Unsere Konstitutionen sehen vor, das die höchste gottesdienstliche Handlung, die wir täglich vollziehen, die Teilnahme am erhabenen Opfer der hl. Messe sein soll. Es ist die Haupthandlung des Gottesdienstes, das Opfer, welches Gott unendliches Lob und Ehre spendet. In jeder hl. Messe erneuert Christus, der ewige Hohepriester, auf den Altären der ganzen Welt sein Erlösungsopfer, damit die Menschen jeder Generation an den Gütern seiner Passion teilhaben können.

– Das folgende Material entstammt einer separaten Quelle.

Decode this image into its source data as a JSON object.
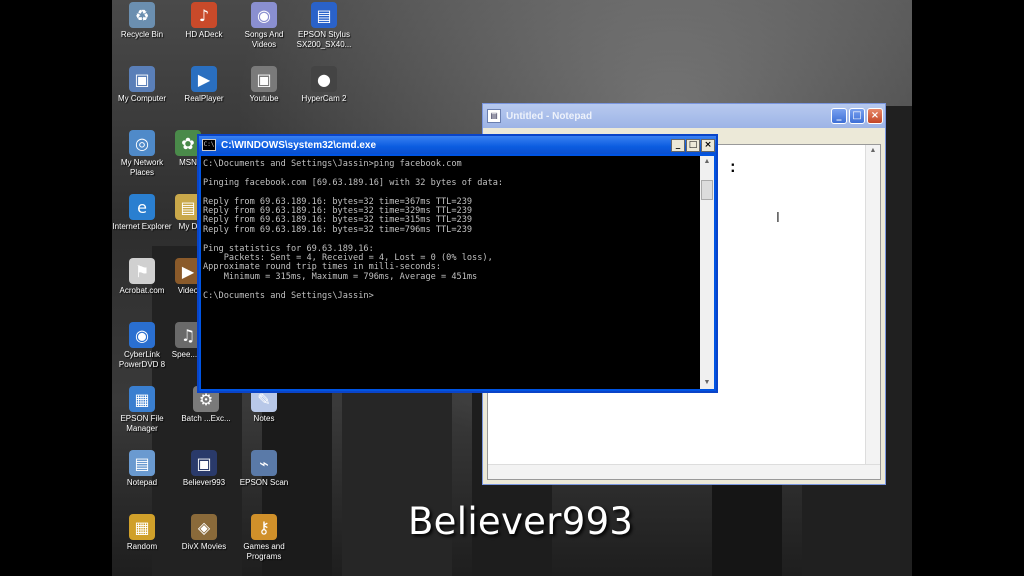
{
  "desktop_icons": [
    {
      "label": "Recycle Bin",
      "icon": "recycle-bin-icon",
      "glyph": "♻",
      "color": "#6b8fb0"
    },
    {
      "label": "HD ADeck",
      "icon": "hd-adeck-icon",
      "glyph": "♪",
      "color": "#c94a2a"
    },
    {
      "label": "Songs And Videos",
      "icon": "cd-icon",
      "glyph": "◉",
      "color": "#8a8fd0"
    },
    {
      "label": "EPSON Stylus SX200_SX40...",
      "icon": "printer-icon",
      "glyph": "▤",
      "color": "#2a62c9"
    },
    {
      "label": "My Computer",
      "icon": "computer-icon",
      "glyph": "▣",
      "color": "#5a7fb8"
    },
    {
      "label": "RealPlayer",
      "icon": "realplayer-icon",
      "glyph": "▶",
      "color": "#2a6fc0"
    },
    {
      "label": "Youtube",
      "icon": "youtube-icon",
      "glyph": "▣",
      "color": "#7a7a7a"
    },
    {
      "label": "HyperCam 2",
      "icon": "camera-icon",
      "glyph": "●",
      "color": "#444"
    },
    {
      "label": "My Network Places",
      "icon": "network-icon",
      "glyph": "◎",
      "color": "#4f8ac9"
    },
    {
      "label": "MSN",
      "icon": "msn-icon",
      "glyph": "✿",
      "color": "#4a8a4a"
    },
    {
      "label": "Internet Explorer",
      "icon": "internet-explorer-icon",
      "glyph": "e",
      "color": "#2a7fd0"
    },
    {
      "label": "My D",
      "icon": "document-icon",
      "glyph": "▤",
      "color": "#c9a84a"
    },
    {
      "label": "Acrobat.com",
      "icon": "acrobat-icon",
      "glyph": "⚑",
      "color": "#d0d0d0"
    },
    {
      "label": "Video",
      "icon": "video-icon",
      "glyph": "▶",
      "color": "#8a5a2a"
    },
    {
      "label": "CyberLink PowerDVD 8",
      "icon": "powerdvd-icon",
      "glyph": "◉",
      "color": "#2a6fd0"
    },
    {
      "label": "Spee... A",
      "icon": "speaker-icon",
      "glyph": "♫",
      "color": "#6a6a6a"
    },
    {
      "label": "EPSON File Manager",
      "icon": "file-manager-icon",
      "glyph": "▦",
      "color": "#3a7fd0"
    },
    {
      "label": "Batch ...Exc...",
      "icon": "batch-file-icon",
      "glyph": "⚙",
      "color": "#7a7a7a"
    },
    {
      "label": "Notes",
      "icon": "notes-icon",
      "glyph": "✎",
      "color": "#b8c8e8"
    },
    {
      "label": "Notepad",
      "icon": "notepad-icon",
      "glyph": "▤",
      "color": "#6a9ad0"
    },
    {
      "label": "Believer993",
      "icon": "user-folder-icon",
      "glyph": "▣",
      "color": "#2a3a6a"
    },
    {
      "label": "EPSON Scan",
      "icon": "scanner-icon",
      "glyph": "⌁",
      "color": "#5a7aa8"
    },
    {
      "label": "Random",
      "icon": "folder-icon",
      "glyph": "▦",
      "color": "#d0a02a"
    },
    {
      "label": "DivX Movies",
      "icon": "divx-icon",
      "glyph": "◈",
      "color": "#8a6a3a"
    },
    {
      "label": "Games and Programs",
      "icon": "key-icon",
      "glyph": "⚷",
      "color": "#d0902a"
    }
  ],
  "notepad": {
    "title": "Untitled - Notepad",
    "text": ":",
    "cursor": "I"
  },
  "cmd": {
    "title": "C:\\WINDOWS\\system32\\cmd.exe",
    "output": "C:\\Documents and Settings\\Jassin>ping facebook.com\n\nPinging facebook.com [69.63.189.16] with 32 bytes of data:\n\nReply from 69.63.189.16: bytes=32 time=367ms TTL=239\nReply from 69.63.189.16: bytes=32 time=329ms TTL=239\nReply from 69.63.189.16: bytes=32 time=315ms TTL=239\nReply from 69.63.189.16: bytes=32 time=796ms TTL=239\n\nPing statistics for 69.63.189.16:\n    Packets: Sent = 4, Received = 4, Lost = 0 (0% loss),\nApproximate round trip times in milli-seconds:\n    Minimum = 315ms, Maximum = 796ms, Average = 451ms\n\nC:\\Documents and Settings\\Jassin>"
  },
  "window_controls": {
    "minimize": "_",
    "maximize": "□",
    "close": "×"
  },
  "watermark": "Believer993"
}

Die hl. Messe ist die liturgische Handlung per Exzellenz und „die Liturgie ist der Höhepunkt der kirchlichen Tätigkeit und gleichzeitig der Ursprung, aus welchem all ihre Kraft kommt“ (Sacrosantum Concilium Nr. 10); von dieser (der Liturgie)aus „strömt sie in uns, wie aus einer Quelle, und aus ihr geht mit höchster Wirksamkeit jene Heiligung der Menschen und Verherrlichung Gottes hervor, auf welche alle anderen Tätigkeiten der Kirche abzielen“(ebd.).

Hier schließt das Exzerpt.